New Path to Top University
For the average student, most struggles occur in the classroom. Yet, for a young girl named Ara, day to day life came with its own set of challenges. Like thousands of other Muslim Sri Lankans from the Mannar district, Ara’s family moved to the small village of Puttalam after being evicted amidst the country’s 30-year civil war.
The eldest of five children, Ara and her family became internally displaced people forced to move empty handed to a district where girls’ education is a low priority. Although her parents were supportive, girls are seen as financial burdens and tasked with household chores, greatly limiting their access to quality education.
“When I was small, though my parents didn’t mind my going to school, I had to look after my siblings and take care of the household when needed,” says Ara. “My parents did not know the full value of education, because they never received an opportunity to understand the benefits of school. Therefore, they did not push for my studies. And I was too young to push myself and understand the need for school.”
In 2007, Room to Read’s Girls’ Education Program arrived at Ara’s school. With the help of local mentor and Social Mobilizer, Fazeena Mahroof, Ara discovered the importance of breaking down barriers between her and her education.
“Room to Read stepped into my life and everything changed. Fazeena encouraged me to attend school every day and by doing so, I gained so much knowledge that made me realize that I could do more if I learned more,” says Ara. “So, I began to put all my energy into my studies by incorporating the skills and tools I developed through Room to Read’s life skills training.”
Now 18 years-old and a graduate of Okalakapillai Muslim School, Ara is not only the first woman in her family to complete secondary education, but also earned straight A’s in every subject on her Advanced Level exam, placing 2nd in her district.
Through Room to Read’s Girls’ Education Program Ara garnered life skills, textbooks, school supplies, educational support via tutoring classes and mock exam preparation. Room to Read knows that just one extra year of secondary school can significantly boost girls’ future wages, build their self-esteem and inspire them to do more than just get married off.
“We want to make sure children have role models in their communities. When children change, their friends will change and this in turn will change society,” says Fazeena, Ara’s former Room to Read Social Mobilizer.

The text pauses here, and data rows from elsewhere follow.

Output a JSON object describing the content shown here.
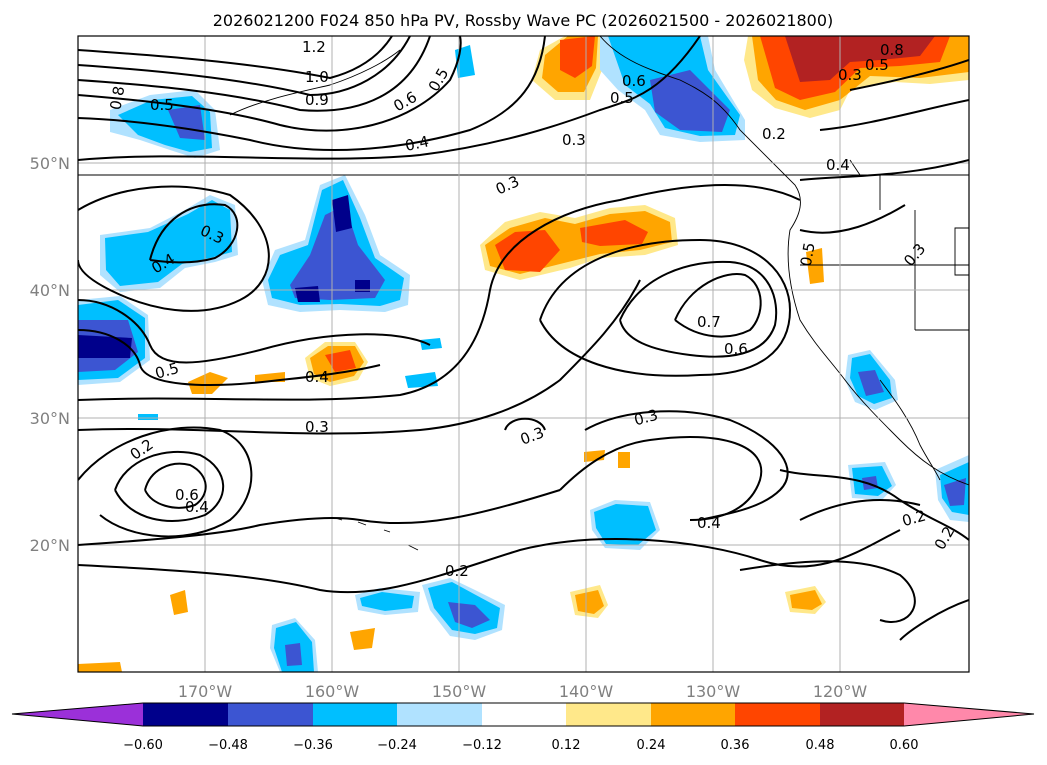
{
  "title": "2026021200 F024 850 hPa PV, Rossby Wave PC (2026021500 - 2026021800)",
  "axes": {
    "lon_labels": [
      "170°W",
      "160°W",
      "150°W",
      "140°W",
      "130°W",
      "120°W"
    ],
    "lat_labels": [
      "50°N",
      "40°N",
      "30°N",
      "20°N"
    ],
    "lon_range": [
      -180,
      -110
    ],
    "lat_range": [
      10,
      60
    ],
    "grid": true
  },
  "colorbar": {
    "extend": "both",
    "ticks": [
      "−0.60",
      "−0.48",
      "−0.36",
      "−0.24",
      "−0.12",
      "0.12",
      "0.24",
      "0.36",
      "0.48",
      "0.60"
    ],
    "colors": {
      "below_min": "#9b30d9",
      "neg_060_048": "#00008b",
      "neg_048_036": "#3c55d2",
      "neg_036_024": "#00bfff",
      "neg_024_012": "#b0e2ff",
      "neutral": "#ffffff",
      "pos_012_024": "#ffe88a",
      "pos_024_036": "#ffa500",
      "pos_036_048": "#ff4500",
      "pos_048_060": "#b22222",
      "above_max": "#ff88aa"
    }
  },
  "contour_labels": [
    {
      "text": "1.2"
    },
    {
      "text": "1.0"
    },
    {
      "text": "0.9"
    },
    {
      "text": "0.8"
    },
    {
      "text": "0.5"
    },
    {
      "text": "0.6"
    },
    {
      "text": "0.5"
    },
    {
      "text": "0.4"
    },
    {
      "text": "0.3"
    },
    {
      "text": "0.3"
    },
    {
      "text": "0.6"
    },
    {
      "text": "0.5"
    },
    {
      "text": "0.3"
    },
    {
      "text": "0.2"
    },
    {
      "text": "0.8"
    },
    {
      "text": "0.5"
    },
    {
      "text": "0.4"
    },
    {
      "text": "0.4"
    },
    {
      "text": "0.3"
    },
    {
      "text": "0.5"
    },
    {
      "text": "0.3"
    },
    {
      "text": "0.7"
    },
    {
      "text": "0.6"
    },
    {
      "text": "0.5"
    },
    {
      "text": "0.4"
    },
    {
      "text": "0.3"
    },
    {
      "text": "0.3"
    },
    {
      "text": "0.3"
    },
    {
      "text": "0.6"
    },
    {
      "text": "0.4"
    },
    {
      "text": "0.2"
    },
    {
      "text": "0.4"
    },
    {
      "text": "0.2"
    },
    {
      "text": "0.2"
    },
    {
      "text": "0.2"
    }
  ]
}
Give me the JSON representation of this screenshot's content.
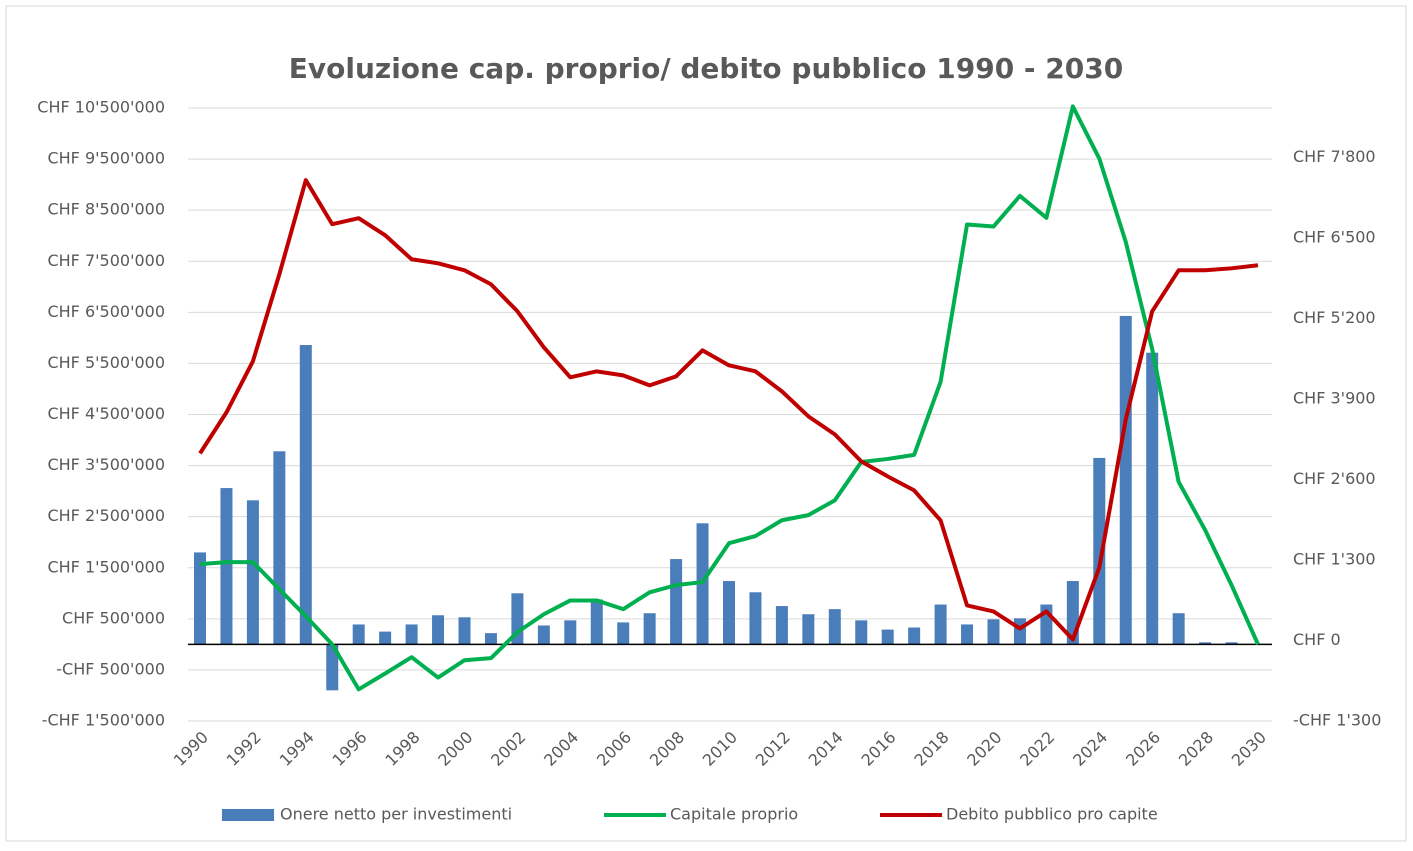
{
  "chart_data": {
    "type": "bar_line",
    "title": "Evoluzione cap. proprio/ debito pubblico 1990 - 2030",
    "categories": [
      "1990",
      null,
      "1992",
      null,
      "1994",
      null,
      "1996",
      null,
      "1998",
      null,
      "2000",
      null,
      "2002",
      null,
      "2004",
      null,
      "2006",
      null,
      "2008",
      null,
      "2010",
      null,
      "2012",
      null,
      "2014",
      null,
      "2016",
      null,
      "2018",
      null,
      "2020",
      null,
      "2022",
      null,
      "2024",
      null,
      "2026",
      null,
      "2028",
      null,
      "2030"
    ],
    "series": [
      {
        "name": "Onere netto per investimenti",
        "type": "bar",
        "color": "#4a7ebb",
        "values": [
          1800000,
          3060000,
          2820000,
          3780000,
          5860000,
          -900000,
          390000,
          250000,
          390000,
          570000,
          530000,
          220000,
          1000000,
          370000,
          470000,
          880000,
          430000,
          610000,
          1670000,
          2370000,
          1240000,
          1020000,
          750000,
          590000,
          690000,
          470000,
          290000,
          330000,
          780000,
          390000,
          490000,
          510000,
          780000,
          1240000,
          3650000,
          6430000,
          5710000,
          610000,
          40000,
          40000,
          0
        ]
      },
      {
        "name": "Capitale proprio",
        "type": "line",
        "color": "#00b050",
        "values": [
          1570000,
          1610000,
          1610000,
          1080000,
          550000,
          0,
          -880000,
          -570000,
          -250000,
          -650000,
          -310000,
          -270000,
          240000,
          590000,
          860000,
          860000,
          690000,
          1020000,
          1160000,
          1220000,
          1980000,
          2120000,
          2430000,
          2530000,
          2820000,
          3570000,
          3630000,
          3710000,
          5140000,
          8220000,
          8180000,
          8780000,
          8350000,
          10530000,
          9510000,
          7880000,
          5780000,
          3180000,
          2240000,
          1160000,
          0
        ]
      },
      {
        "name": "Debito pubblico pro capite",
        "type": "line",
        "axis": "y2",
        "color": "#c00000",
        "values": [
          3022,
          3684,
          4509,
          5915,
          7434,
          6723,
          6820,
          6545,
          6157,
          6092,
          5979,
          5753,
          5317,
          4735,
          4250,
          4347,
          4282,
          4121,
          4266,
          4686,
          4444,
          4347,
          4024,
          3620,
          3329,
          2893,
          2650,
          2424,
          1939,
          566,
          469,
          194,
          469,
          16,
          1180,
          3571,
          5317,
          5979,
          5979,
          6011,
          6060
        ]
      }
    ],
    "ylim": [
      -1500000,
      10500000
    ],
    "yticks": [
      {
        "value": -1500000,
        "label": "-CHF 1'500'000"
      },
      {
        "value": -500000,
        "label": "-CHF 500'000"
      },
      {
        "value": 500000,
        "label": "CHF 500'000"
      },
      {
        "value": 1500000,
        "label": "CHF 1'500'000"
      },
      {
        "value": 2500000,
        "label": "CHF 2'500'000"
      },
      {
        "value": 3500000,
        "label": "CHF 3'500'000"
      },
      {
        "value": 4500000,
        "label": "CHF 4'500'000"
      },
      {
        "value": 5500000,
        "label": "CHF 5'500'000"
      },
      {
        "value": 6500000,
        "label": "CHF 6'500'000"
      },
      {
        "value": 7500000,
        "label": "CHF 7'500'000"
      },
      {
        "value": 8500000,
        "label": "CHF 8'500'000"
      },
      {
        "value": 9500000,
        "label": "CHF 9'500'000"
      },
      {
        "value": 10500000,
        "label": "CHF 10'500'000"
      }
    ],
    "y2lim": [
      -1300,
      8600
    ],
    "y2ticks": [
      {
        "value": -1300,
        "label": "-CHF 1'300"
      },
      {
        "value": 0,
        "label": "CHF 0"
      },
      {
        "value": 1300,
        "label": "CHF 1'300"
      },
      {
        "value": 2600,
        "label": "CHF 2'600"
      },
      {
        "value": 3900,
        "label": "CHF 3'900"
      },
      {
        "value": 5200,
        "label": "CHF 5'200"
      },
      {
        "value": 6500,
        "label": "CHF 6'500"
      },
      {
        "value": 7800,
        "label": "CHF 7'800"
      }
    ],
    "grid": true,
    "legend": "bottom"
  }
}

In order to help her family after school, Ara woke up at 4 a.m. to study. After class, she attended tutoring classes and worked on practice exam papers with constant feedback from her Social Mobilizer. Yet, even then the day still wasn’t over. She’d come home, fly through her chores and handle things like cooking and caring for her sisters before going to bed.
“By providing these girls with mock exam preparation and life skills training like goal setting, they grow more confident in sitting for exams. Therefore, girls like Ara learn to plan their days well in advance and are ready to face challenges head on,” added Fazeena.
Ara’s persistence has since paid off. On top of her previous accomplishments, she was recently accepted to the University of Colombo, one of the most prestigious and competitive universities in Sri Lanka – a feat even advantaged girls from the capital city rarely achieve.
“Education benefits more than just the person being educated. Knowledge is a wealth that increases when you share it. I’m excited for my future and for the future of those I will cross paths with,” says Ara.